PD Editorial: Vote early, but stick with mail ballots for California’s recall
California’s gubernatorial recall election already has almost six dozen potential candidates, dueling TV ad campaigns, even an animal rights lawsuit involving a rented bear.
What the recall doesn’t have yet is a date. But that may change soon — and the election may come sooner than expected.
As state lawmakers wrap up work on the 2021-22 budget, Democrats in Sacramento agreed to pick up $215 million in estimated expenses for the state’s 58 counties. They also want to speed up the clock on the election.
And why not?
The recall is a partisan gambit by the Republican Party, which hasn’t won a statewide election in California since 2007 but recognized an opportunity when Gov. Gavin Newsom attended a lobbyist’s birthday dinner at a swanky Napa Valley restaurant during the coronavirus lockdown.
Seven months later, with polls showing Newsom comfortably ahead and the state emerging from the lockdown, no one should be surprised if Democrats play politics, too.
But their latest plan threatens to go a step too far.
In addition to authorizing state payment of county costs for the recall, a budget trailer would considerably shorten the window for calling the election, bringing it up from November to late August or September.
That’s fine, too — so long as the recall is consolidated with previously scheduled local elections.
Our choice would be Sept. 14, which would coincide with Sonoma County’s district attorney recall. County election officials around the state also favor Sept. 14, or later, explaining in a letter this week that they will need at least that much time to get ballots and other election material printed.
Here’s the potential problem with the Democrats’ plan: Legislators are contemplating setting aside the 2020 plan that produced a record 17.7 million votes — and California’s largest turnout of registered voters in a presidential election since 1976.
For the 2020 election, a ballot was mailed to every active voter, and counties reduced the number of in-person voting precincts. The state has encouraged counties to make that standard practice for all elections. But Assembly Bill 152, a budget trailer bill awaiting action in a Senate committee, would restore pre-pandemic rules for the recall.
Donna Johnston, the Sutter County registrar of voters and president of the state association of election officials, told CalMatters that AB 152 would require more in-person polling places, open for more days.
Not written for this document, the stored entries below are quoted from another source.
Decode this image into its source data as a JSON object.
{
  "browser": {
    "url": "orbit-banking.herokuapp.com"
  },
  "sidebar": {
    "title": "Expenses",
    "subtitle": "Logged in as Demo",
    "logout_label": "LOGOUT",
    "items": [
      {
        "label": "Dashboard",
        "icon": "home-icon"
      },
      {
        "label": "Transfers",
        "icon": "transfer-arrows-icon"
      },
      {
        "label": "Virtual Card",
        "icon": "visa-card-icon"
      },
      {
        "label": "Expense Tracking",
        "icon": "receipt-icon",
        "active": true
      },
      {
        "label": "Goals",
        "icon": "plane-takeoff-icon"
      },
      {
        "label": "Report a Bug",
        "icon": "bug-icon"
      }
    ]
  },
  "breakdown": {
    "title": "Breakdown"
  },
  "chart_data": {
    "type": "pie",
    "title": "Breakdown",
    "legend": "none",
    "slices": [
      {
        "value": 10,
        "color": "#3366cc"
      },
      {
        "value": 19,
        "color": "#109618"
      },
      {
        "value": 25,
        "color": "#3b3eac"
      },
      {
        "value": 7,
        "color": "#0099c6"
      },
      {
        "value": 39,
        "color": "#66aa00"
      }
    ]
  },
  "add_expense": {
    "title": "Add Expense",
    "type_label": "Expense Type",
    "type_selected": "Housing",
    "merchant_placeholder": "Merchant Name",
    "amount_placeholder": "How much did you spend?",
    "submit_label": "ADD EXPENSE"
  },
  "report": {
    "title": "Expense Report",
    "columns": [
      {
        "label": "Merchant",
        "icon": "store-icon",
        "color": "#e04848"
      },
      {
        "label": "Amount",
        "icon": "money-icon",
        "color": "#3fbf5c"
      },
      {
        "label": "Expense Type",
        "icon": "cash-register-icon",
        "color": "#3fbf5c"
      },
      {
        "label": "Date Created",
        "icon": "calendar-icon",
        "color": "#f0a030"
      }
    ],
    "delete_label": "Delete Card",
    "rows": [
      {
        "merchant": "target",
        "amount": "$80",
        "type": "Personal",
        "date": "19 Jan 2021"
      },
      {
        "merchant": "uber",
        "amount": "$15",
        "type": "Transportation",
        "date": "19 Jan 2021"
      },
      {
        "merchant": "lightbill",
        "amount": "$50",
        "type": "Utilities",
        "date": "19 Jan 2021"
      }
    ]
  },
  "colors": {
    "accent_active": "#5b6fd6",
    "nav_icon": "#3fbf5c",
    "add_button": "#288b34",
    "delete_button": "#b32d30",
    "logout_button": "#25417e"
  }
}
Counties would have to find those locations and the people to staff them.
If the full complement of voting precincts is open, presumably only permanent absentee voters would automatically get a ballot in the mail.
A ballot arriving in the mail might get returned, even if someone somehow missed John Cox’s rented bear, Caitlyn Jenner’s cliché-packed TV interviews and whatever recall shenanigans are yet to come. Meanwhile, history tells us that voters show up in smaller numbers for off-year elections, especially an off-year election held on an unusual date. That could benefit Democrats, who have a big edge in voter registration and strong motivation to hang on to the governor’s office.
California Democrats, like their counterparts across the country, are indignant about Republican efforts to suppress the vote in other states — and justifiably so. There’s no excuse for rewriting rules that increased participation here, even if it might advance Democrats’ goal of defeating the recall.
If Democrats want to get the election over with, that’s OK. But they shouldn’t try to stack the deck. Stick with the 2020 rules and send everyone a ballot.